I conflitti tra uomini e tra uomini e natura “accendono” il Trento Film Festival

“The taking”

Almeno finora, i documentari in concorso alla 70esima edizione del Trento Film Festival non hanno riservato particolari sorprese. Mancano ancora alcuni giorni di proiezioni e potrebbero magari arrivare. I vincitori delle Genziane si conosceranno sabato 7 maggio. Piuttosto, le “pellicole” maggiormente notate sono risultate quelle caratterizzate da una forte impronta “spettacolare”, ad esempio Fire of love dell’americana Sara Dosa sulla coppia di vulcanologici francesi Katia e Maurice Krafft scomparsi investiti dall’eruzione di un vulcano giapponese che stavano osservando, oppure The taking, dello svizzero Alexandre O. Philippe che ha per paesaggio la Monument Valley e i tanti western che vi si sono girati o, ancora, The last mountain del britannico Chris Terrill su una famiglia di alpinisti segnata da più di un lutto.

L’impressione è che l’”esplosione” delle piattaforme televisive, rifugio di sempre più spettatori che negli ultimi due anni, a causa della pandemia e delle conseguenti limitazioni, ne hanno saccheggiato i palinsesti, abbia deviato diversi autori verso la ricerca di elementi di impatto visivo ed emozionale spendibili e appetibili televisivamente più che riservare il loro interesse al racconto, ad una grammatica magari a volte elementare che però trova la sua forza espressiva nella storia in sé.

E’ in altre sezioni che il Festival ha proposto “pellicole” di interesse e attualità. This rain will never stop dell’ucraina Alina Gorlova, girato in uno splendido bianco e nero, segue un giovane curdo siriano, Andriy, che, scappando dalla guerra “a casa sua”, approda nel Donbass, dove si spara dal 2014, non certo “solo” dallo scorso 24 febbraio quando i russi hanno invaso l’Ucraina. è anche la storia della sua famiglia dispersa tra Ucraina, Kurdistan iracheno e Germania. Un peregrinare, un senso di precarietà, di radici ormai perse, ma con il desiderio, comunque, di ritornare nel proprio Paese d’origine. Un’opera che, pur con qualche passaggio “incerto”, divisa in capitoli, probabilmente avrà un seguito della stessa cifra visto che la regista è rimasta a Kiev per documentare ciò che sta accadendo in questi mesi di guerra.

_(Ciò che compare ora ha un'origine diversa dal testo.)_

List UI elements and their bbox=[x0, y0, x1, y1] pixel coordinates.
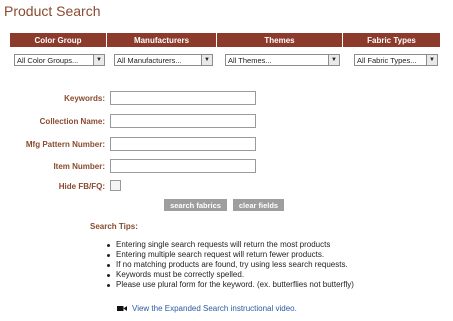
keywords-label: Keywords: bbox=[64, 94, 105, 103]
list-item: Keywords must be correctly spelled. bbox=[106, 270, 354, 280]
collection-name-label: Collection Name: bbox=[39, 117, 105, 126]
list-item: Entering multiple search request will re… bbox=[106, 250, 354, 260]
manufacturers-select-value: All Manufacturers... bbox=[117, 56, 182, 65]
manufacturers-select[interactable]: All Manufacturers... ▼ bbox=[114, 54, 213, 66]
search-tips-list: Entering single search requests will ret… bbox=[106, 240, 354, 290]
color-group-select-value: All Color Groups... bbox=[17, 56, 79, 65]
search-tips-title: Search Tips: bbox=[90, 222, 138, 231]
fabric-types-select[interactable]: All Fabric Types... ▼ bbox=[354, 54, 438, 66]
bullet-icon bbox=[107, 243, 110, 247]
list-item: If no matching products are found, try u… bbox=[106, 260, 354, 270]
chevron-down-icon[interactable]: ▼ bbox=[93, 55, 104, 65]
header-manufacturers: Manufacturers bbox=[107, 33, 216, 47]
keywords-input[interactable] bbox=[110, 91, 256, 105]
search-fabrics-button[interactable]: search fabrics bbox=[164, 199, 227, 211]
expanded-search-video-link[interactable]: View the Expanded Search instructional v… bbox=[132, 304, 297, 313]
mfg-pattern-number-input[interactable] bbox=[110, 137, 256, 151]
chevron-down-icon[interactable]: ▼ bbox=[201, 55, 212, 65]
video-camera-icon[interactable] bbox=[117, 305, 127, 312]
header-color-group: Color Group bbox=[10, 33, 106, 47]
bullet-icon bbox=[107, 273, 110, 277]
page-title: Product Search bbox=[4, 3, 101, 19]
chevron-down-icon[interactable]: ▼ bbox=[426, 55, 437, 65]
collection-name-input[interactable] bbox=[110, 114, 256, 128]
themes-select[interactable]: All Themes... ▼ bbox=[225, 54, 340, 66]
chevron-down-icon[interactable]: ▼ bbox=[328, 55, 339, 65]
item-number-input[interactable] bbox=[110, 159, 256, 173]
tip-text: Entering multiple search request will re… bbox=[116, 250, 325, 259]
mfg-pattern-number-label: Mfg Pattern Number: bbox=[25, 140, 105, 149]
bullet-icon bbox=[107, 253, 110, 257]
bullet-icon bbox=[107, 263, 110, 267]
color-group-select[interactable]: All Color Groups... ▼ bbox=[14, 54, 105, 66]
filter-selects-row: All Color Groups... ▼ All Manufacturers.… bbox=[10, 54, 440, 66]
tip-text: If no matching products are found, try u… bbox=[116, 260, 348, 269]
tip-text: Keywords must be correctly spelled. bbox=[116, 270, 245, 279]
list-item: Entering single search requests will ret… bbox=[106, 240, 354, 250]
header-themes: Themes bbox=[217, 33, 342, 47]
hide-fb-fq-label: Hide FB/FQ: bbox=[58, 182, 105, 191]
bullet-icon bbox=[107, 283, 110, 287]
tip-text: Entering single search requests will ret… bbox=[116, 240, 331, 249]
themes-select-value: All Themes... bbox=[228, 56, 272, 65]
header-fabric-types: Fabric Types bbox=[343, 33, 440, 47]
clear-fields-button[interactable]: clear fields bbox=[233, 199, 284, 211]
item-number-label: Item Number: bbox=[53, 162, 105, 171]
list-item: Please use plural form for the keyword. … bbox=[106, 280, 354, 290]
hide-fb-fq-checkbox[interactable] bbox=[110, 180, 121, 191]
fabric-types-select-value: All Fabric Types... bbox=[357, 56, 417, 65]
filter-header-bar: Color Group Manufacturers Themes Fabric … bbox=[10, 33, 440, 47]
video-link-row: View the Expanded Search instructional v… bbox=[117, 304, 297, 313]
tip-text: Please use plural form for the keyword. … bbox=[116, 280, 354, 289]
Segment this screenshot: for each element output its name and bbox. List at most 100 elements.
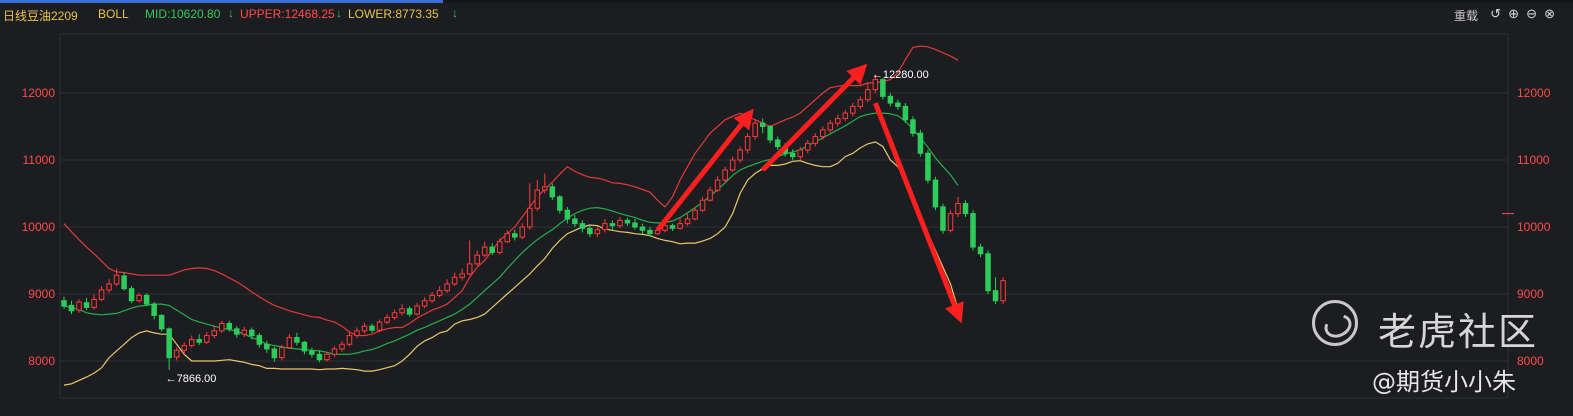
candle-body (850, 105, 856, 114)
candle-body (421, 300, 428, 307)
candle-body (970, 213, 976, 248)
candle-body (617, 219, 623, 227)
price-annotation: ←7866.00 (166, 373, 217, 385)
candle-body (354, 330, 360, 337)
candle-body (557, 196, 563, 211)
candle-body (316, 353, 323, 361)
grid-lines (59, 33, 1509, 399)
candle-body (151, 303, 157, 316)
candle-body (587, 227, 593, 235)
candle-body (406, 308, 413, 315)
candle-body (361, 325, 368, 332)
y-tick-label-right: 10000 (1517, 220, 1551, 234)
candle-body (977, 246, 984, 255)
candle-body (902, 105, 909, 121)
candle-body (880, 79, 886, 97)
candle-body (812, 136, 819, 144)
candle-body (331, 348, 338, 355)
watermark-brand: 老虎社区 (1378, 310, 1539, 354)
candle-body (106, 283, 112, 291)
candle-body (579, 223, 586, 229)
trend-arrow (655, 108, 754, 232)
candle-body (234, 328, 240, 335)
candle-body (436, 290, 443, 296)
candle-body (324, 353, 330, 361)
price-annotation: ←12280.00 (872, 69, 929, 81)
candle-body (173, 349, 180, 358)
candle-body (737, 149, 743, 161)
candle-body (895, 102, 901, 107)
y-tick-label-right: 12000 (1517, 86, 1551, 100)
candle-body (474, 254, 480, 265)
candle-body (61, 300, 67, 307)
candle-body (512, 233, 518, 238)
candle-body (729, 159, 736, 171)
candle-body (121, 275, 127, 290)
candle-body (399, 308, 405, 314)
candle-body (917, 132, 924, 154)
candles (61, 74, 1006, 370)
y-tick-label-right: 8000 (1517, 354, 1544, 368)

Dalla Georgia arriva Water has no borders di Maradia Tsaava. Anche qui una terra dimezzata a causa di un conflitto. Da una parte la Georgia, dall’altra la repubblica separatista filorussa dell’Abkhazia. Nel mezzo una diga di cui entrambe le entità sfruttano l’energia prodotta nonostante il confine. La regista, in attesa di un permesso per passare in Abkhazia che non arriverà, racconta le storie di chi lavora alla centrale, “delle persone le cui vite sono state distrutte dai disordini politici del passato e ascolta le storie segrete che svelano la realtà della vita di confine”.

“Naya. Der Wald hat tausen Augen”

Tornando al concorso, un paio di cortometraggi vanno segnalati. Naya-Der Wald hat tausend Augen di Sebastian Mulder ha per protagonista una lupa che dall’est della Germania arriva fino in Belgio. Visto che è dotata di un collare Gps, ne viene seguito il viaggio, ma anche le reazioni che provoca questo suo peregrinare nell’opinione pubblica. Che, in un primo momento sono di simpatia e complicità, fino a chiedersi quando mai e se arriverà il lupo con conseguente nascita della prole. Atteggiamento che cambia nel momento in cui la coppia si metterà a razziare le pecore della zona, facendo in pratica il proprio “lavoro”. Come a dire, ci fosse la necessità di un’ulteriore prova, di quanto sia ancora irrisolto il rapporto tra uomini e animali selvatici. E certo non solo in Trentino. Di particolare suggestione visiva la trasposizione cinematografica dei tracciati del percorso di Naya in giro per l’Europa.

Yungay 7020 di Raquel Calvo Larralde e Elena Molina Merino riporta all’attenzione gli esiti catastrofici del terremoto che in Perù, nel 1970, cancellò la città coloniale di Yungay dove i morti furono 25 mila a causa del crollo a valle di un costone del monte Huascaran. Un gruppo di sopravvissuti ricorda e dissemina il paese di fiori come fossero messi su tombe in ricordo di tutti quelli, sepolti dalla montagna, che non sono mai stati ritrovati.